Ray is perfectly right in his facts and perfectly wrong in his emphasis. What he isn’t saying is that in this context, customization and security are impossibly expensive, ridiculous luxuries, the moral equivalent of the rear-view mirrors in the Rolls-Royce that used hand-blown glass. Imagine the following conversation with your CFO. to see what I mean. “To get customization and security, we have to pay ten times as much for the software to be delivered by a company whose gross margins are 1/10 of industry best practice? Excuse me? We’re paying for a limousine when everybody else is paying for a bicycle messenger? Hello. Do we really need customization? Is the security really all that much better?” To which, the only rational answers are “No” and “No.”
The real question in this era of contested definitions is not what the definitions are, but how we can tell when we’re getting the real goods. This is a very, very difficult question, not at all easily answerable through the use of a single label. “Multi-tenancy”–essentially sharing computing resources among users of applications in a way that valorizes efficiency and accessibility–is a difficult and complex engineering problem involving numerous, complex tradeoffs. There is good multi-tenancy and bad multi-tenancy, and bad multi-tenancy can be so bad that it is virtually indistinguishable from single-tenancy. (That’s why, Naomi, I sometimes only give two cheers to your own really laudable insistence on multi-tenancy from HR vendors; it isn’t just multi-tenancy, but how you do multi-tenancy.)
Over the years, we’ve seen many attempts to isolate the truly distinguishing feature of multi-tenancy: that it runs on a single database or a single machine, that everyone gets upgraded at the same time, etc., etc.
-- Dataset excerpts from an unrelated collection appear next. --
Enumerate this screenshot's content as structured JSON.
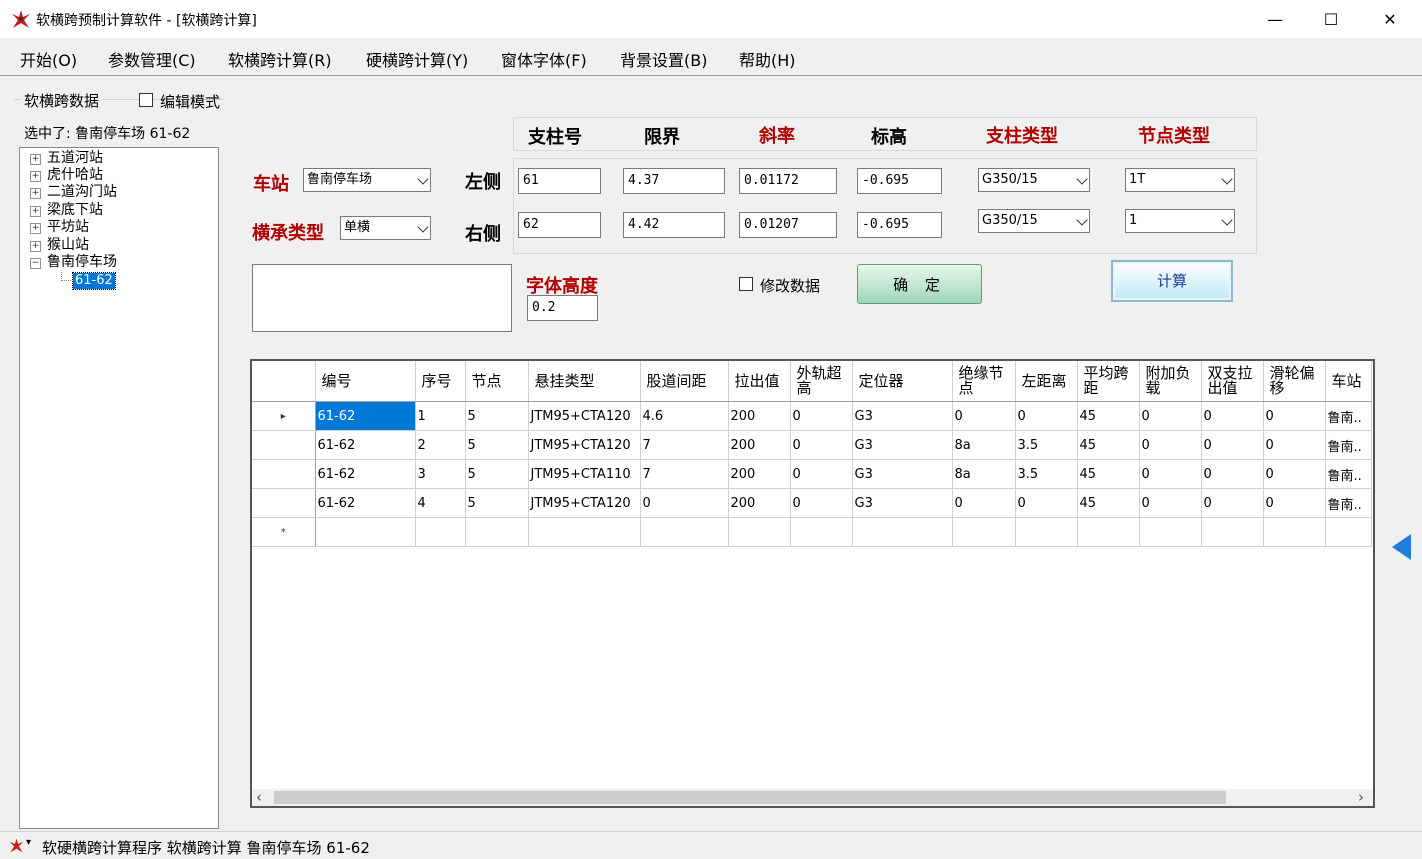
{
  "window": {
    "title": "软横跨预制计算软件 - [软横跨计算]",
    "minimize": "—",
    "maximize": "☐",
    "close": "✕"
  },
  "menu": [
    "开始(O)",
    "参数管理(C)",
    "软横跨计算(R)",
    "硬横跨计算(Y)",
    "窗体字体(F)",
    "背景设置(B)",
    "帮助(H)"
  ],
  "left": {
    "group_title": "软横跨数据",
    "edit_mode_label": "编辑模式",
    "selected_text": "选中了: 鲁南停车场 61-62",
    "tree": [
      {
        "label": "五道河站",
        "expander": "+"
      },
      {
        "label": "虎什哈站",
        "expander": "+"
      },
      {
        "label": "二道沟门站",
        "expander": "+"
      },
      {
        "label": "梁底下站",
        "expander": "+"
      },
      {
        "label": "平坊站",
        "expander": "+"
      },
      {
        "label": "猴山站",
        "expander": "+"
      },
      {
        "label": "鲁南停车场",
        "expander": "−"
      }
    ],
    "tree_child": "61-62"
  },
  "form": {
    "station_label": "车站",
    "station_value": "鲁南停车场",
    "bearing_label": "横承类型",
    "bearing_value": "单横",
    "left_label": "左侧",
    "right_label": "右侧",
    "headers": {
      "pole_no": "支柱号",
      "limit": "限界",
      "slope": "斜率",
      "elevation": "标高",
      "pole_type": "支柱类型",
      "node_type": "节点类型"
    },
    "left_row": {
      "pole_no": "61",
      "limit": "4.37",
      "slope": "0.01172",
      "elevation": "-0.695",
      "pole_type": "G350/15",
      "node_type": "1T"
    },
    "right_row": {
      "pole_no": "62",
      "limit": "4.42",
      "slope": "0.01207",
      "elevation": "-0.695",
      "pole_type": "G350/15",
      "node_type": "1"
    },
    "font_height_label": "字体高度",
    "font_height_value": "0.2",
    "modify_label": "修改数据",
    "confirm_label": "确 定",
    "calc_label": "计算"
  },
  "grid": {
    "columns": [
      "编号",
      "序号",
      "节点",
      "悬挂类型",
      "股道间距",
      "拉出值",
      "外轨超高",
      "定位器",
      "绝缘节点",
      "左距离",
      "平均跨距",
      "附加负载",
      "双支拉出值",
      "滑轮偏移",
      "车站"
    ],
    "rows": [
      [
        "61-62",
        "1",
        "5",
        "JTM95+CTA120",
        "4.6",
        "200",
        "0",
        "G3",
        "0",
        "0",
        "45",
        "0",
        "0",
        "0",
        "鲁南.."
      ],
      [
        "61-62",
        "2",
        "5",
        "JTM95+CTA120",
        "7",
        "200",
        "0",
        "G3",
        "8a",
        "3.5",
        "45",
        "0",
        "0",
        "0",
        "鲁南.."
      ],
      [
        "61-62",
        "3",
        "5",
        "JTM95+CTA110",
        "7",
        "200",
        "0",
        "G3",
        "8a",
        "3.5",
        "45",
        "0",
        "0",
        "0",
        "鲁南.."
      ],
      [
        "61-62",
        "4",
        "5",
        "JTM95+CTA120",
        "0",
        "200",
        "0",
        "G3",
        "0",
        "0",
        "45",
        "0",
        "0",
        "0",
        "鲁南.."
      ]
    ],
    "current_row_marker": "▸",
    "new_row_marker": "*",
    "scroll_left": "‹",
    "scroll_right": "›"
  },
  "status": {
    "text": "软硬横跨计算程序  软横跨计算  鲁南停车场 61-62",
    "menu_caret": "▾"
  }
}
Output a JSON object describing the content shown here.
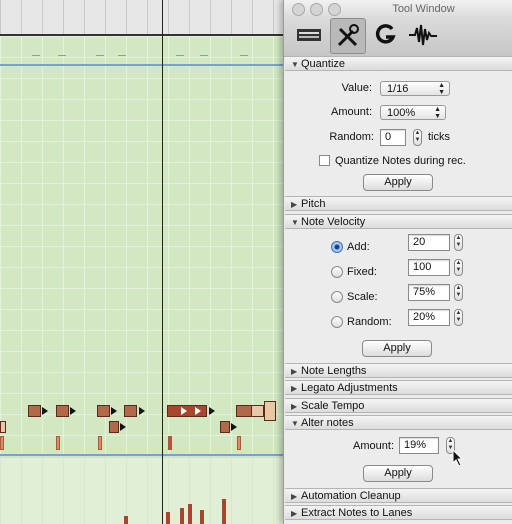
{
  "window": {
    "title": "Tool Window",
    "toolbar": [
      {
        "name": "Toolbar",
        "icon": "toolbar-icon"
      },
      {
        "name": "Tools",
        "icon": "tools-icon",
        "active": true
      },
      {
        "name": "Groove",
        "icon": "groove-icon"
      },
      {
        "name": "Audio",
        "icon": "waveform-icon"
      }
    ]
  },
  "quantize": {
    "header": "Quantize",
    "value_label": "Value:",
    "value": "1/16",
    "amount_label": "Amount:",
    "amount": "100%",
    "random_label": "Random:",
    "random": "0",
    "random_unit": "ticks",
    "during_rec_label": "Quantize Notes during rec.",
    "during_rec_checked": false,
    "apply_label": "Apply"
  },
  "pitch": {
    "header": "Pitch"
  },
  "note_velocity": {
    "header": "Note Velocity",
    "options": [
      {
        "label": "Add:",
        "value": "20",
        "selected": true
      },
      {
        "label": "Fixed:",
        "value": "100",
        "selected": false
      },
      {
        "label": "Scale:",
        "value": "75%",
        "selected": false
      },
      {
        "label": "Random:",
        "value": "20%",
        "selected": false
      }
    ],
    "apply_label": "Apply"
  },
  "note_lengths": {
    "header": "Note Lengths"
  },
  "legato": {
    "header": "Legato Adjustments"
  },
  "scale_tempo": {
    "header": "Scale Tempo"
  },
  "alter_notes": {
    "header": "Alter notes",
    "amount_label": "Amount:",
    "amount": "19%",
    "apply_label": "Apply"
  },
  "automation_cleanup": {
    "header": "Automation Cleanup"
  },
  "extract_notes": {
    "header": "Extract Notes to Lanes"
  },
  "colors": {
    "grid_bg": "#d1e8c3",
    "note": "#b06a4a",
    "playhead": "#222222",
    "selection": "#3a6fc4"
  }
}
It’s just as silly and fruitless to do this as to find the single, isolating characteristic of “chair.” (Four legs? No, there can be chairs with any number of legs or none. People sit on it? People sit on lots of things besides chairs.) The only real way you can tell is to look at the engineering.
Not surprisingly, many vendors, even ones claiming to be “true multi-tenant,” don’t pass muster. A month or so ago, my old colleague, Brian Sommer spent a good deal of time calling around to companies that claimed to be multi-tenant. “You would be astonished, ASTONISHED,” he told me in his inimitable way, “at how few there actually were.”
If we hadn’t wasted time wrangling about definitions and propounding definitions that simply missed the real point, maybe a healthy discussion of the engineering issues surrounding multi-tenancy would have grown up by now. The plain fact is that the way Salesforce.com does it is really different from the way NetSuite does it, each company making quite different tradeoffs and pushing quite different levers. But today, whenever you get one of these obligatory “due diligence” site visits from companies fearfully dipping their toe into the cloud waters, the only “engineering” questions anybody asks have to do with SAS-70 Type II.
May 10, 2010 at 3:03 pm
“high-minded and value free”. i think i’ll get a t-shirt.